Particules en suspension et petits poids de naissance : une affaire de doses et de chimie

L’exposition des femmes enceintes aux particules fines est associée à la naissance de bébés de poids inférieurs à 2,5kg, plus vulnérables. Une équipe Inserm montre qu’en plus de la concentration de ces particules, leur nature chimique a une grande importance.

Les concentrations élevées de particules fines en suspension (les PM2,5) sont associées à davantage de petits poids de naissance (inférieurs à 2,5 kg), en particulier lorsque ces particules sont riches en soufre. C’est ce que montre une équipe Inserm* associée au projet européen ESCAPE. Cette vaste étude vise à étudier l’effet des particules polluantes sur la santé, comme les conséquences d’une exposition pendant la grossesse, mais aussi les complications cardiovasculaires et respiratoires ou les cancers induits dans la population générale. 

Un lien connu

L’impact des particules fines présentes dans l’environnement sur le poids des nouveau-nés a été montré lors de précédents travaux conduits par cette équipe d’épidémiologie environnementale, notamment dans le cadre du projet ESCAPE. Les scientifiques estiment qu’en zone urbaine, 10 à 30% des cas de petits poids de naissance pourraient être attribuables à cette pollution, peut être presque autant que le tabac !
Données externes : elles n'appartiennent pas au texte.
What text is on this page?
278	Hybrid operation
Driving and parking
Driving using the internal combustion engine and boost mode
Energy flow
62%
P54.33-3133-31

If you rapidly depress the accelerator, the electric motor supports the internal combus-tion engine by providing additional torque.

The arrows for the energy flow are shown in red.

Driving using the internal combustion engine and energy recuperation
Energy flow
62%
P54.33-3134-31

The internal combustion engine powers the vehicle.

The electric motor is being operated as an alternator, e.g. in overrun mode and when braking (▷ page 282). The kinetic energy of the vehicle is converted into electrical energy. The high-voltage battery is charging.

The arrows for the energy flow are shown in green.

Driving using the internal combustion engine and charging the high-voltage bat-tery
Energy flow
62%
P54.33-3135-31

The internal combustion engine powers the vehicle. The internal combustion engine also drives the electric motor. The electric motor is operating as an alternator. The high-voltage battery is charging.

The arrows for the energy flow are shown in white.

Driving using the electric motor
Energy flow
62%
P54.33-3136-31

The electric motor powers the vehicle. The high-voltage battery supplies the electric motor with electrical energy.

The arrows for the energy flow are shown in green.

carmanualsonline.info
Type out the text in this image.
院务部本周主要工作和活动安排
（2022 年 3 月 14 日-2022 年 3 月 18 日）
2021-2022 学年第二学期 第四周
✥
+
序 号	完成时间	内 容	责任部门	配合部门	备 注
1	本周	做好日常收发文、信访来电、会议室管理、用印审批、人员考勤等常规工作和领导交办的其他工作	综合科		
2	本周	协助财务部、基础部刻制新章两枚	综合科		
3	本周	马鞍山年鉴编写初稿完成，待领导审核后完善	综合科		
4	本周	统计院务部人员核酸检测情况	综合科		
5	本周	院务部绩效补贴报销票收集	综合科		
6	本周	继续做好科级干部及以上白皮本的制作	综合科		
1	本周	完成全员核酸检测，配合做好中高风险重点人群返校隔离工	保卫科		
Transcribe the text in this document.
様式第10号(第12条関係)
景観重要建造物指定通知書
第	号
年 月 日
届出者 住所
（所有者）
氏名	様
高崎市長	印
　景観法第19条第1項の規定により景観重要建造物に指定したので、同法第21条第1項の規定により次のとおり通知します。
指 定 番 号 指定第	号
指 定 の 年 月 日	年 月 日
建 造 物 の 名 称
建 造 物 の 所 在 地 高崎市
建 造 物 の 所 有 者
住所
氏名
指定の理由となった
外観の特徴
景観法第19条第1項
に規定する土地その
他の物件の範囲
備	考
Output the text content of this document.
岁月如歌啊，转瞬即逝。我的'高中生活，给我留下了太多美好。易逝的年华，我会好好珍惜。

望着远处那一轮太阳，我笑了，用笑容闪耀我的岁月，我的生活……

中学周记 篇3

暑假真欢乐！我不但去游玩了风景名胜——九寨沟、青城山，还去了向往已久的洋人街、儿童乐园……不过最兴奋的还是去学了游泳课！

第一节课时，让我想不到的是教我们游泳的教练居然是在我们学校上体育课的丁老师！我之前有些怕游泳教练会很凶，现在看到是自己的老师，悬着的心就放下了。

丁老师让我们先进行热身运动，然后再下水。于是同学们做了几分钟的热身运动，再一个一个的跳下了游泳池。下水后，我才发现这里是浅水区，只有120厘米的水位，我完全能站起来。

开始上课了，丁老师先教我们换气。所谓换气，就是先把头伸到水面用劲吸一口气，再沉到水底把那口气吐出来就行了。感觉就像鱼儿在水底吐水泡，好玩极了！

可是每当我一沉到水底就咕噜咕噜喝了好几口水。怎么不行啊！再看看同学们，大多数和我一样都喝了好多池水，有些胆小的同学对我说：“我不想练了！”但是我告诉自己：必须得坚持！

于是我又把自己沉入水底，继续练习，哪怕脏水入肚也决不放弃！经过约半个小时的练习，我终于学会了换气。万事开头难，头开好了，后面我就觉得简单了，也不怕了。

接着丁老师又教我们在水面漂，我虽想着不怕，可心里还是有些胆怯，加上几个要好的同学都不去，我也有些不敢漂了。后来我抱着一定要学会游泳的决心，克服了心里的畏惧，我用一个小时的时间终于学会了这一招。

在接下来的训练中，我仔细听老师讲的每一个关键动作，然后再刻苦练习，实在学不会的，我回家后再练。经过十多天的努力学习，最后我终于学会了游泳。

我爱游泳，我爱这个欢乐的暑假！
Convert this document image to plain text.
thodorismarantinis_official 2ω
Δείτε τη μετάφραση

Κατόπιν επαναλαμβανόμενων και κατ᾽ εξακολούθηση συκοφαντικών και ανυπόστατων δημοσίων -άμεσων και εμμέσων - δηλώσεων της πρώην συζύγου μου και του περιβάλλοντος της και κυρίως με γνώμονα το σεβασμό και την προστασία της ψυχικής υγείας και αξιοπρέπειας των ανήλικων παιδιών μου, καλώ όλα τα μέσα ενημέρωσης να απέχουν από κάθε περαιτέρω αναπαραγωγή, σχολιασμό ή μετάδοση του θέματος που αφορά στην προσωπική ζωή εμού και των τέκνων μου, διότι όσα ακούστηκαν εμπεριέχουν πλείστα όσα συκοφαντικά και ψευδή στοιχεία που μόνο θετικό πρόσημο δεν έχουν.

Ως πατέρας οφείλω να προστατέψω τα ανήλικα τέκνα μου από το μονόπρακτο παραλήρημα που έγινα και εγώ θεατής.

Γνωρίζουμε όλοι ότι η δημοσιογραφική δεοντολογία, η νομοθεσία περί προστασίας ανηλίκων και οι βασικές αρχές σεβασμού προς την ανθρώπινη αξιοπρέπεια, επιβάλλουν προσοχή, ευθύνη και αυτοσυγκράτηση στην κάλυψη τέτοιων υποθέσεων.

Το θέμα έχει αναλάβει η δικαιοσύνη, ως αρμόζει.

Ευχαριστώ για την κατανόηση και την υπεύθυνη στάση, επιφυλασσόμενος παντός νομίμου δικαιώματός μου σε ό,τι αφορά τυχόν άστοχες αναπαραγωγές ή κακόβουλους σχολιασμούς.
Cette fois, les chercheurs ont analysé la composition chimique de ces particules et ont quantifié leur teneur en cuivre, fer, potassium, nickel, soufre, silice, vanadium et zinc, pour savoir si l’effet observé pouvait être attribué à un de ces composants. Des particules en suspension dans les villes de six pays européens (Suède, Danemark, Lituanie, Pays-Bas, Allemagne et Italie) ont été recueillies. Les chercheurs ont mesuré la concentration des particules de diamètre inférieur à 2,5 et à 10 microns, puis analysé leur nature chimique. Des modèles ont ensuite été développés pour prédire les concentrations et la composition chimique des particules fines à l’adresse du domicile de femmes enceintes incluses dans des cohortes épidémiologiques. 

Le soufre montré du doigt

Les particules étudiées proviennent du trafic routier (gaz d’échappement, usure des pneus, des freins), d’autres phénomènes de combustion comme le chauffage, d’activités industrielles et agricoles (avec notamment les produits d’épandage), mais aussi de l’érosion naturelle de la croute terrestre. « Dans les villes de notre étude, la concentration des particules était plus importante au sud de l’Europe qu’au Nord, en raison de différences de densité de la population, du climat, des vents, des sources de pollution. Globalement, au sein d’une même aire géographique, cette concentration dépend le plus souvent de la densité des habitants et de la proximité à certaines sources, résume Rémy Slama, coauteur de ces travaux. En outre, leur composition chimique varie en fonction de leur provenance ».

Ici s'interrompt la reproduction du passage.